Güncelleme Tarihi:
Palin’in "Copenhagen's political science (Kopenhag'ın siyaset bilimi)" başlığıyla yazdığı ve büyük tartışmalar yaratan yazısı:
"İngiltere’deki iklim araştırmaları merkezinden gelen sarsıcı e-postalarla, radikal çevre hareketinde devrilme noktasına gelinmiş gibi görünüyor.
Sözde iklim değişikliği uzmanlarının ilgi çekici hareketleri, Amerikan halkının pek çoğumuzun daha önce bu konuda dile getirdiğimiz endişelerimizi en sonunda anlamasını sağladı.
Doğu Anglia Üniversitesi’nin İklim Araştırmaları Birimi’nden gelen e-posta ve diğer belgeler, iklim değişikline yönelik çalışmalarda oldukça politik bir döngünün varlığını ortaya çıkardı. Bu siyasi döngü aynı zamanda Kopenhag’da düzenlenen iklim değişikliği konferansındaki çabaların altını da çiziyor.
Kopenhag’da öne sürülen ve ülkelerin gündemlerine bağlı olarak belirlenen politikalar havayı değiştirmeyecek ancak ABD ekonomisinin daha da kötüye gitmesine neden olacak.
Araştırma merkezinin e-postaları, önde gelen iklim uzmanlarının bilerek kayıtları yok ettiğini, küresel sıcaklıktaki “düşüşü saklamak için” verileri manipüle ettiklerini ve tanıdıkları insanların gözetimindeki gazetelerde, kendilerine dair eleştirilerin yayınlanmasına izin vermediklerini gösterdi.
Bununla birlikte, ele geçirilen belgeler, İklim Araştırmaları Birimi’nden bile, gerçek bir fikir birliğine varılmadığını da gösterdi. Bazı bilim insanları, yüzlerce yüzyıllarca yıl öncenin sıcaklığına yönelik tahminlerden şüphe etmişti. Bu tahminler, son yıllardaki sıcaklığın tehlikeli bir oranda arttığı iddialarını destekliyordu.
SİYASİ GÜNDEMLER ÇALIŞMALARI ETKİLİYOR
Bu skandal net bir şekilde, Kopenhag’da öne sürülen fikirlerin sorgulanması gerektiğini gösterdi. Ben her zaman politikaların siyasetten ziyade bilim temel alınarak gerçekleştirilmesi gerektiğine inandım.
Alaska valisi olarak, bilime siyasi amaçların sokulmasına her zaman karşı çıktım. O dönemde, kutup ayısını nesli tükenme tehlikesi yaşayan hayvanlar sınıfına aldığı için federal hükümete dava açmıştım. Gerçekte kutup ayılarının nüfusu iki katından fazlasına çıkmıştı.

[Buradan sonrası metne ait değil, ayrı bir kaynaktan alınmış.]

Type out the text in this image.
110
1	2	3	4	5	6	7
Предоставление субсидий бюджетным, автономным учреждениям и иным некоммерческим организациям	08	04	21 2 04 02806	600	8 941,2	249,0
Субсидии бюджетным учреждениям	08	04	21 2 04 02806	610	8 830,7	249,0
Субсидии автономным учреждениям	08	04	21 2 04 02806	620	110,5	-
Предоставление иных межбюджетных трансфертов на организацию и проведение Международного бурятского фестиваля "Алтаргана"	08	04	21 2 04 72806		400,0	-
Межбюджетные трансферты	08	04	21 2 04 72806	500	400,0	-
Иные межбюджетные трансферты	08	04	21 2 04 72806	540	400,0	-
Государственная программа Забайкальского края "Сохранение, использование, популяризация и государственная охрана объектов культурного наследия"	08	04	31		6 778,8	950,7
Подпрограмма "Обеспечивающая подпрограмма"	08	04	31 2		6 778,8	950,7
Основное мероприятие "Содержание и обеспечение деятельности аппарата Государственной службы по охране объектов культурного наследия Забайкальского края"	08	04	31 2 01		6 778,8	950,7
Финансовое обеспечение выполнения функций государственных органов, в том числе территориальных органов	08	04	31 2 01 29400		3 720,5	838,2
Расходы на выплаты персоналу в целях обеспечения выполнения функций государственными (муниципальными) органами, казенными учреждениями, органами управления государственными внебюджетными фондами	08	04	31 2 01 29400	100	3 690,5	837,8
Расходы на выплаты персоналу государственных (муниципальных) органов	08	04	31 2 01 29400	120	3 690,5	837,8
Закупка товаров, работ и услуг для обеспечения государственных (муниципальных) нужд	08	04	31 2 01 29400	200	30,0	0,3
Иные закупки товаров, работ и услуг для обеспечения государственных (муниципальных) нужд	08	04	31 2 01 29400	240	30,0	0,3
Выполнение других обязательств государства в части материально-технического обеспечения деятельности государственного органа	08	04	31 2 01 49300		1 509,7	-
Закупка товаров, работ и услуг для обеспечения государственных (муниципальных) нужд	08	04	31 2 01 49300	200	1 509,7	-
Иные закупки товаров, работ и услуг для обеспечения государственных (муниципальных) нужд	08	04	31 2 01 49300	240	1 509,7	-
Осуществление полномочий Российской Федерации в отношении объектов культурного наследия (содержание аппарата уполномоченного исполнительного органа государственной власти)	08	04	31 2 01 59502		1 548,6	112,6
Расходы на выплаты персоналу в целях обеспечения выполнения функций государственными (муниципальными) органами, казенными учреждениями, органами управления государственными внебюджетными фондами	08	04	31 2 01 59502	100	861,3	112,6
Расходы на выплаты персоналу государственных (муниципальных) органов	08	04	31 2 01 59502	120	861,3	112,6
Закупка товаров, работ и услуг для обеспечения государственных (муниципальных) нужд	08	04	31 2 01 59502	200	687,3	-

Ülke genelinde radikal çevreciler, hareketlerimi acımasızca eleştirdi. Buna rağmen, duruşumu değiştirmedim ve sağlıklı türleri, iklim değişikliğinin etkileri maskesi altında bu listeye sokmanın Tehlikeli Altındaki Türler yasasını farklı amaçlar için kullanılması anlamına geldiğini düşünüyorum.
Bu hareket, hem Alaska’nın hem de ülke ekonomisine zarar verebilirdi.
MALİYET-FAYDA ANALİZİ YAPILMALI
Kopenhag’daki temsilcilerimiz, çevre konusunda doğru kararlar almanın, politik gündemden ziyade gerçek maliyet-fayda analizleri yapmaktan geçtiğini bilmeliler.
İklimde bazı değişikliklerin olduğu gerçeğini inkar etmiyorum. Alaska valisi olduğum zamanlarda, değişikliklerin etkilerinin kendi gözlerimle gördüm. Konuyla ilgilenecek ve bölgede yaşanan sorunlara çözüm bulacak bir alt kabine kuran ilk valilerden biriydim.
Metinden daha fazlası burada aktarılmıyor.